O solo de dança “Dona de Si”, da bailarina Maju Passos, terá sua estreia no Teatro Goethe-Institut em Salvador, nos dias 18 e 19 de junho, às 19h. O espetáculo, dirigido por Edileuza Santos e com assistência de Sueli Ramos, é inspirado no itan “Oyá transforma-se em Búfalo” do livro “Mitologia dos Orixás”, de Reginaldo Prandi, e no livro “Tornar-se negra”, de Neusa Santos Souza. A apresentação aborda a trajetória de empoderamento da artista após a maternidade, enfrentando estruturas sociais machistas e racistas.

Maju Passos explica que “Dona de Si” é uma dança rito que evidencia seu corpo e suas histórias, partilhando com o público seu processo de superação. Ela destaca que a maternidade de uma criança branca a fez buscar e assumir uma parte de si antes oculta. A diretora artística Edileuza Santos reforça que o espetáculo é um caminho de resistência e luta, comum a muitas mulheres negras, e que a busca pela ancestralidade é essencial para lidar com os desafios de ser mulher.

O itan “Oyá transforma-se em Búfalo” é central na narrativa do espetáculo. Nele, Iansã esconde sua pele de búfalo para passear como mulher, mas ao retornar não a encontra e se sente perdida, até encontrar Ogum, que promete cuidado, mas mantém a pele sob sua custódia. Maju Passos relaciona essa história com a realidade social, onde a “pele de búfala” simboliza a identidade e autonomia frequentemente controladas por figuras de autoridade.

O espetáculo também homenageia a avó de Maju, Dona Bernadeth, mãe solo de três mulheres, que deu nome ao solo. A avó, que completa 97 anos na estreia, é um exemplo de resistência e independência, sustentando a família sem a necessidade da figura masculina. Maju Passos reflete sobre como sua trajetória é formada pelas mulheres negras que a influenciaram, destacando a importância da representatividade em sua formação.

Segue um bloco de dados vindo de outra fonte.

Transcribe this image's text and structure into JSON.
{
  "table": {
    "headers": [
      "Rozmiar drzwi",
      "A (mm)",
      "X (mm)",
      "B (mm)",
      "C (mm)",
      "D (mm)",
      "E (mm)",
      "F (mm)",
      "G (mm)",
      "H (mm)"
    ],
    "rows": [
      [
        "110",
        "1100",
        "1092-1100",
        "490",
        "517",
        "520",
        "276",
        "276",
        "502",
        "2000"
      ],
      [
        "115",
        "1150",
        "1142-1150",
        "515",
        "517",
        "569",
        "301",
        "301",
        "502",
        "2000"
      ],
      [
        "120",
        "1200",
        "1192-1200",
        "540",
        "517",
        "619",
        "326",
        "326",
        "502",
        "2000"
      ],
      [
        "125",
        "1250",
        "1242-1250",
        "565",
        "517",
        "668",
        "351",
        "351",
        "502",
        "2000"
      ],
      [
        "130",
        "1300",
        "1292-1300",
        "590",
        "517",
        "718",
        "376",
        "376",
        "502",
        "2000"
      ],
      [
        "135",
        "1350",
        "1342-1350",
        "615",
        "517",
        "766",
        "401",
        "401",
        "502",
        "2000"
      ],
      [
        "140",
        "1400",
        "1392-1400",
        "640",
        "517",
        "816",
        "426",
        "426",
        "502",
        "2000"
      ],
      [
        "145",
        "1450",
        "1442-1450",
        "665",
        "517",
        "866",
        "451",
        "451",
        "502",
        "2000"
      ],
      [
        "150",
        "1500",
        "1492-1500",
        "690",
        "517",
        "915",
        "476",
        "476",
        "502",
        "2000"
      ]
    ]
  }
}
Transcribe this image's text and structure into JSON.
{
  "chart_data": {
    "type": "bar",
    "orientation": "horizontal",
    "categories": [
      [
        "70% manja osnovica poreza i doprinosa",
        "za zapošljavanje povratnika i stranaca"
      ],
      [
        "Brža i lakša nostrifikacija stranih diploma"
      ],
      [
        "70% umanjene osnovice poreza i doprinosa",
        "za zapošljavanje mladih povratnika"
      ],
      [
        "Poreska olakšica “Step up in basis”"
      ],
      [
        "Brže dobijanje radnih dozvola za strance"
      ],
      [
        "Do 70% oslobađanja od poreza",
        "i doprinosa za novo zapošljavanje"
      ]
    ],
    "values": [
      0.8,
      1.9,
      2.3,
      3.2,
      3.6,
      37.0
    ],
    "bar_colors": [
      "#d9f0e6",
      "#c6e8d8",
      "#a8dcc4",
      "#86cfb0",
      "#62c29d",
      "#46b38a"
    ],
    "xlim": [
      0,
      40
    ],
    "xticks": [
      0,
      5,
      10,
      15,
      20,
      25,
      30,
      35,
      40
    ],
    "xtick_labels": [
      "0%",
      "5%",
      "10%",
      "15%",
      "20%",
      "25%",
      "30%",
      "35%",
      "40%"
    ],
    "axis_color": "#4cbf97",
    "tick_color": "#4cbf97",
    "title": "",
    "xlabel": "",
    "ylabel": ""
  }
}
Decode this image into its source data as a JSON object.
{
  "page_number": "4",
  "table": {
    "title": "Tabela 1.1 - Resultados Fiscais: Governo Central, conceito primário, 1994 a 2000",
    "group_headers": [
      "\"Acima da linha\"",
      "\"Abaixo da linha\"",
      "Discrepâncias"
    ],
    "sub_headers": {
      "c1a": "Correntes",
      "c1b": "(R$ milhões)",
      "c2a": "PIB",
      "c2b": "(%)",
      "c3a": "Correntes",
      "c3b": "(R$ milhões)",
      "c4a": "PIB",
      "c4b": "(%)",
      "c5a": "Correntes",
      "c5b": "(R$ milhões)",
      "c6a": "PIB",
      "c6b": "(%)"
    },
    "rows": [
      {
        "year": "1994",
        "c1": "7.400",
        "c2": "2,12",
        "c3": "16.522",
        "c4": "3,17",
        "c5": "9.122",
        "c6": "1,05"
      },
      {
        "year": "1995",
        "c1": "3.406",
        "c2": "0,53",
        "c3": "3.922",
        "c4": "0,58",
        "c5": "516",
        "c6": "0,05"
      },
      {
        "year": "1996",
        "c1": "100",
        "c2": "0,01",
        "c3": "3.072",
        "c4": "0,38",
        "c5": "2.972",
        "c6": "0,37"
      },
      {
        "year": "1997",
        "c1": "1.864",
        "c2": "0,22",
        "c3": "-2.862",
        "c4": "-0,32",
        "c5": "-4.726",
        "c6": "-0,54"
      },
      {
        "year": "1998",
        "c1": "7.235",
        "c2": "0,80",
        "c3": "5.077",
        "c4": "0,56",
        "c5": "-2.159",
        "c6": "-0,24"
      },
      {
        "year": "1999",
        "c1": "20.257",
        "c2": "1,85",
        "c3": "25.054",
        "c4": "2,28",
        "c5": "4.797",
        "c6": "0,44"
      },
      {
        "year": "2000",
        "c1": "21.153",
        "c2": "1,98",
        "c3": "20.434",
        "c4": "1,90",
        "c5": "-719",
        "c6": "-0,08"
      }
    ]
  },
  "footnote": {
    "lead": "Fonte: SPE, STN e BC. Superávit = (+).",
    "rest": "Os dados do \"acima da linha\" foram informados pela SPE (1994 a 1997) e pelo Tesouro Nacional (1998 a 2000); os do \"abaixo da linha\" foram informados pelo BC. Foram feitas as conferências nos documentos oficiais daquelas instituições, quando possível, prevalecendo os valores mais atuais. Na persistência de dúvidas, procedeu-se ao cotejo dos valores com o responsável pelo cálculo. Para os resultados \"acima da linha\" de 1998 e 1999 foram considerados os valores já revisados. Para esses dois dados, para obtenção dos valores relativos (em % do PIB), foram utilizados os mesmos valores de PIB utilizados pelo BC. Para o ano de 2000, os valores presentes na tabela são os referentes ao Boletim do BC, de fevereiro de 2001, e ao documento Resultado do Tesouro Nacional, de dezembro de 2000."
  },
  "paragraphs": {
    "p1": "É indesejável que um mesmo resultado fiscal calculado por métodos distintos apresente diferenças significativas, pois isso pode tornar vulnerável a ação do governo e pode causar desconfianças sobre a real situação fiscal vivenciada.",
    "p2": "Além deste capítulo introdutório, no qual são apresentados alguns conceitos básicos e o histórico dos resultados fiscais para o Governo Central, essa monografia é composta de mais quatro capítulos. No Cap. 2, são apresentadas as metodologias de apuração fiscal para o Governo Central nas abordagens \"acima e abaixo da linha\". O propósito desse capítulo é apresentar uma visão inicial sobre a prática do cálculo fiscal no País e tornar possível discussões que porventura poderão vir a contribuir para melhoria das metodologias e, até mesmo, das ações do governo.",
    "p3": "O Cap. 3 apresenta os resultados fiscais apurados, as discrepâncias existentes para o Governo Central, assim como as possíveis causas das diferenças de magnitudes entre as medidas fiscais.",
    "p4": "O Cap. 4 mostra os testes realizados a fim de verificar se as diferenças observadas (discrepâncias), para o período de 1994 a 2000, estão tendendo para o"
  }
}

“Dona de Si” faz parte da pesquisa de mestrado de Maju Passos no Programa de Pós-Graduação em Dança da Universidade Federal da Bahia (PRODAN), que explora a maternidade como dispositivo de criação e a dança como tecnologia ancestral de conexão com o próprio corpo e história. O solo combina a leveza do clássico, o movimento contínuo de Oyá e a urbanidade da dança contemporânea.

A trajetória artística de Maju inclui obras como “Donna”, “À Vista”, “Funda”, o filme “Evocar” e “Passos”, todas explorando a identidade, dor, amor e conexão com a natureza. “Dona de Si” é um convite à reflexão sobre a resistência e a transformação pessoal, celebrando a autonomia e a força das mulheres.